Due late January/early February, Bloom by Kevin Panetta and Savanna Ganucheau is another in the First Second graphic novels dealing with growing up and with sexuality and gender themes. This time, Ari and Hector are exploring what they want now that school is over. And part of that learning is they realize they want each other. The interesting thing about this book, compared to the others, is the simplicity in the sexual and identity exploration. This time there is “only” a gay couple. The other books have expanded on the more current events of gender issues. Bloom almost seems chaste and a throw back to when dealing with same sex couple issues was first introduced.
The nice thing about the book (if not necessarily completely realistic) is the fact both Hector and Ari are just accepted as being gay. I would have assumed that Ari’s very Greek, traditional father would have an issue with Ari being gay. Yet, when an issue comes up that makes it seem Hector is a bad influence the father accepts it as just like any other relationship that is “bad” for his child (he felt the man his daughter married was “wrong” for her, too).

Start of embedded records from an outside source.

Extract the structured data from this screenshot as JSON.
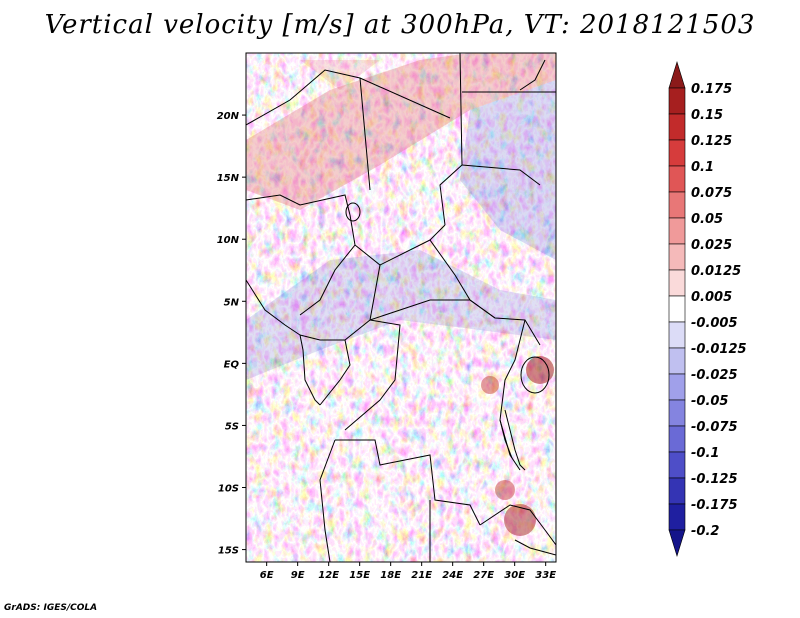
{
  "title": "Vertical velocity [m/s] at 300hPa, VT: 2018121503",
  "footer": "GrADS: IGES/COLA",
  "map": {
    "region": "Central Africa",
    "lon_range": [
      4,
      34
    ],
    "lat_range": [
      -16,
      25
    ],
    "lon_ticks": [
      "6E",
      "9E",
      "12E",
      "15E",
      "18E",
      "21E",
      "24E",
      "27E",
      "30E",
      "33E"
    ],
    "lat_ticks": [
      "20N",
      "15N",
      "10N",
      "5N",
      "EQ",
      "5S",
      "10S",
      "15S"
    ]
  },
  "colorbar": {
    "labels": [
      "0.175",
      "0.15",
      "0.125",
      "0.1",
      "0.075",
      "0.05",
      "0.025",
      "0.0125",
      "0.005",
      "-0.005",
      "-0.0125",
      "-0.025",
      "-0.05",
      "-0.075",
      "-0.1",
      "-0.125",
      "-0.175",
      "-0.2"
    ],
    "colors": [
      "#8b1a1a",
      "#a61f1f",
      "#c22b2b",
      "#d63c3c",
      "#e05656",
      "#e87777",
      "#f09a9a",
      "#f5baba",
      "#fadada",
      "#ffffff",
      "#dcdcf7",
      "#c0c0f0",
      "#a0a0ea",
      "#8484e0",
      "#6a6ad6",
      "#4e4ec8",
      "#3434b4",
      "#1f1fa0",
      "#14148a"
    ]
  }
}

There are realistic situations and personalities (a friend of Ari is less than a charmer, they are not the friendliest to Hector, Ari’s jealousy and his immaturity) throughout the story. The two drawbacks I felt was first, there is a lot of illustration and maybe not enough text. This makes it, so you had to fill in some blanks due to the fact some slightly cliché images are being presented (when Ari and Hector start to have their love “bloom”, the flowers on the page start to grow larger). The other issue is every so often you are plunged into a new story arc and not sure how this has happened (due to reading the readers copy, this might be fleshed out better later).
Over all, this is a nice story. It is just another coming of age story that we all can relate to. As mentioned, there might be some unrealistic character features, but that works to make the story just a pleasant read.